Critics imagine Moderna ought to have undertaken higher due diligence earlier than appointing Gomez. They’ve additionally prompt different current senior departures could possibly be linked to previous allegations of a “caustic” work surroundings, a declare vigorously denied by Afeyan.

“I can’t consider a special method that we may have used,” Afeyan says, when requested in regards to the appointment of Gomez. He says non-disclosure guidelines prevented Gomez or Dentsply from revealing the investigation earlier than his appointment. He says it’s incorrect to conflate the departure of Gomez with claims of a problematic work tradition, first reported by Stat, a well being information web site, in 2016, including that lots of the individuals who reported such allegations by no means believed the corporate’s vaccine would work.

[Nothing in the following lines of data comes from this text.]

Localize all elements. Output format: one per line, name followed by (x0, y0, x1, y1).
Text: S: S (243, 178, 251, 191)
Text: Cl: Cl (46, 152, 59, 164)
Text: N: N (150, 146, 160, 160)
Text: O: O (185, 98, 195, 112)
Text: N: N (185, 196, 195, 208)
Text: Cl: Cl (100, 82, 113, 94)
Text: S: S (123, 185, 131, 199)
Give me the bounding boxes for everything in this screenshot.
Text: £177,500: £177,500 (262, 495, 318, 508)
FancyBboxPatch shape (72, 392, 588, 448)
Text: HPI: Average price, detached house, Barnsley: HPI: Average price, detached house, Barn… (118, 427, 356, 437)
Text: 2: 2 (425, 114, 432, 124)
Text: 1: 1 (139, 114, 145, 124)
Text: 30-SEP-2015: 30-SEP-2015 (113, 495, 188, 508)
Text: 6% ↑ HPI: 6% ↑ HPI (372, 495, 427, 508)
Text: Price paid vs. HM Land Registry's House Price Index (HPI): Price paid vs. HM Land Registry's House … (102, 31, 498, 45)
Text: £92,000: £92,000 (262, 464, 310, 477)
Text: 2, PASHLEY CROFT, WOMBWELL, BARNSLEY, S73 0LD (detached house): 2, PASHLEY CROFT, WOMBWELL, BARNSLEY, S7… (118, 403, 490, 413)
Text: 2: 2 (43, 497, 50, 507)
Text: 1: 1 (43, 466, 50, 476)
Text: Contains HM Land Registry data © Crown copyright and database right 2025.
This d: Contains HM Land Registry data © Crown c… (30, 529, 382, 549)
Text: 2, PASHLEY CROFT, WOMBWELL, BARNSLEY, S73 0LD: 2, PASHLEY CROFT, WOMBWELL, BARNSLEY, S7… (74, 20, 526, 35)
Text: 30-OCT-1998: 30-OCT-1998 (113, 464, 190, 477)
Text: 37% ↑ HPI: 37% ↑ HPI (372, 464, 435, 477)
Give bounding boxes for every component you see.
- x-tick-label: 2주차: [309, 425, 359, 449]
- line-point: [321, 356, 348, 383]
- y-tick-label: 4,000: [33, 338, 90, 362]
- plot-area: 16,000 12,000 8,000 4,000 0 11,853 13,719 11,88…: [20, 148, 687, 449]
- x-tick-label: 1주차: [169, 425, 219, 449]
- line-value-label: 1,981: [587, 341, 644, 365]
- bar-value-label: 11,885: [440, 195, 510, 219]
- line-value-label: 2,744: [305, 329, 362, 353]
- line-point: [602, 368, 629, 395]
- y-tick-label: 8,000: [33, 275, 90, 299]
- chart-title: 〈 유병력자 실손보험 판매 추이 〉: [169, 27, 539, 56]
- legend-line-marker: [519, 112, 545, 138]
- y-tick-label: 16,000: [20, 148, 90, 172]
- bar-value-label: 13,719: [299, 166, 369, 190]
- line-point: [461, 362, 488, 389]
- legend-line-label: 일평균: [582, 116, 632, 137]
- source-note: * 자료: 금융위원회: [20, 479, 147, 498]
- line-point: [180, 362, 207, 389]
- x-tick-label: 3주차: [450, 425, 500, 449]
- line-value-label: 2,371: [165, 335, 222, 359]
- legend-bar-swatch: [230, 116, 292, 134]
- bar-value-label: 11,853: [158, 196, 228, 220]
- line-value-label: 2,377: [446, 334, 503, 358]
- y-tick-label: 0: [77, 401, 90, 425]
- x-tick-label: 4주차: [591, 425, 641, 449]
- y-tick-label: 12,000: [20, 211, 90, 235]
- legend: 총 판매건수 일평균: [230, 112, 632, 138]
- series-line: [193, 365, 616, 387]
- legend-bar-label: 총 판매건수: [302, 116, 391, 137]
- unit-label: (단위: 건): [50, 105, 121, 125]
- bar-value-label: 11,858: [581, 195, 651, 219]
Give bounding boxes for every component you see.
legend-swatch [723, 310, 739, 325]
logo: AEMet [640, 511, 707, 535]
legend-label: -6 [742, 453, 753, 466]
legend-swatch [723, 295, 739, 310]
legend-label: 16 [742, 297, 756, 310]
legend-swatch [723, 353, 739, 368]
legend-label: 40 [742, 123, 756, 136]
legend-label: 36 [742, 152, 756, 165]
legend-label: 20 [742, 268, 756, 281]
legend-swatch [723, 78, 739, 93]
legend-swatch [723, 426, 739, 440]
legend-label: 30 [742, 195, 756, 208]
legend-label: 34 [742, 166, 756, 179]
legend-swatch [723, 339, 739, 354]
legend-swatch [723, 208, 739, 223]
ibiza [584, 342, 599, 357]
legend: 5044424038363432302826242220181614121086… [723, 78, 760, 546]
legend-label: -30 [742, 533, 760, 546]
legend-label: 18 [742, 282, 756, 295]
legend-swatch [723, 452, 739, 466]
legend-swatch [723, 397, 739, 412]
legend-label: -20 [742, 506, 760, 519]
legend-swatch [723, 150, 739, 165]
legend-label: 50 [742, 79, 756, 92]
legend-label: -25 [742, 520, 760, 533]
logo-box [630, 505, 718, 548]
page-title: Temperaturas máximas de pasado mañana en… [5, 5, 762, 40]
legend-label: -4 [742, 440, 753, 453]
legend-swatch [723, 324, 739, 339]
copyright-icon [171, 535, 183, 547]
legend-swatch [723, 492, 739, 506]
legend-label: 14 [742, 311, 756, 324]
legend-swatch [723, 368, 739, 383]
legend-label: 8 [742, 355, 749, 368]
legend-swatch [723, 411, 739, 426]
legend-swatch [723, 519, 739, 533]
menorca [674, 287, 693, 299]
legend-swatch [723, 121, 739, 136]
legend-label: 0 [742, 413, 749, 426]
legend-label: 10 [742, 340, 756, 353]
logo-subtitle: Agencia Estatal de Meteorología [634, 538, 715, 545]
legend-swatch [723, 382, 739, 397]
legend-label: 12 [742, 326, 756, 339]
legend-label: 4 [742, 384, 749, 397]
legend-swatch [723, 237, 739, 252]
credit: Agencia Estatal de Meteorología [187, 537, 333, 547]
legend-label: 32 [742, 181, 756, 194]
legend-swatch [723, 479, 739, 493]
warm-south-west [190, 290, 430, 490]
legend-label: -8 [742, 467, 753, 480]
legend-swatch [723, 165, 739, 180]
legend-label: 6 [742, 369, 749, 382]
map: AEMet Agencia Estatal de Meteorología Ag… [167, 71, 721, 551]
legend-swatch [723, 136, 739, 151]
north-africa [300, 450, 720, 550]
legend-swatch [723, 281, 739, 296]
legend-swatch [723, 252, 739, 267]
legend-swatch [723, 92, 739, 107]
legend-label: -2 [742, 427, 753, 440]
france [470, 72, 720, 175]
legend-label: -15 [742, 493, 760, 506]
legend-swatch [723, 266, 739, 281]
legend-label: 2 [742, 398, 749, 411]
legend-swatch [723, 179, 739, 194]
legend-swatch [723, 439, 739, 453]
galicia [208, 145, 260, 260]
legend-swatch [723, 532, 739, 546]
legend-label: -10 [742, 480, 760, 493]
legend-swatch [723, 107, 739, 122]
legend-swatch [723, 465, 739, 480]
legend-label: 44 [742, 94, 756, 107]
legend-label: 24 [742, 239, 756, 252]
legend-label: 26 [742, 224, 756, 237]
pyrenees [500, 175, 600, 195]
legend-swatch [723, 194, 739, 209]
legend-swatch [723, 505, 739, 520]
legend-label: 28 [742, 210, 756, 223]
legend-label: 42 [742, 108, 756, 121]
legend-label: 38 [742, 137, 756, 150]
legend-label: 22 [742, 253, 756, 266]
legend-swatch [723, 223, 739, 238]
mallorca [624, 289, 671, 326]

“The management adjustments . . . are fully commensurate with the speedy progress and scale that Moderna has undergone throughout the pandemic, going from a comparatively unknown firm earlier than Covid, using about 700 individuals, to three,500 individuals immediately,” he says.

Moderna’s challenges aren’t over because it nonetheless should show to buyers that it might probably use its mRNA platform to develop different medication. Requested if Moderna ought to stay a one product firm? “Nonsense,” he says.

“We have now 46 programmes and happily we now have the monetary assets to prosecute all of them.

“I can’t let you know which medication in our mRNA platform are going to be accepted first . . . however I’m very assured a few of the 46 drug candidates in our pipeline might be profitable.”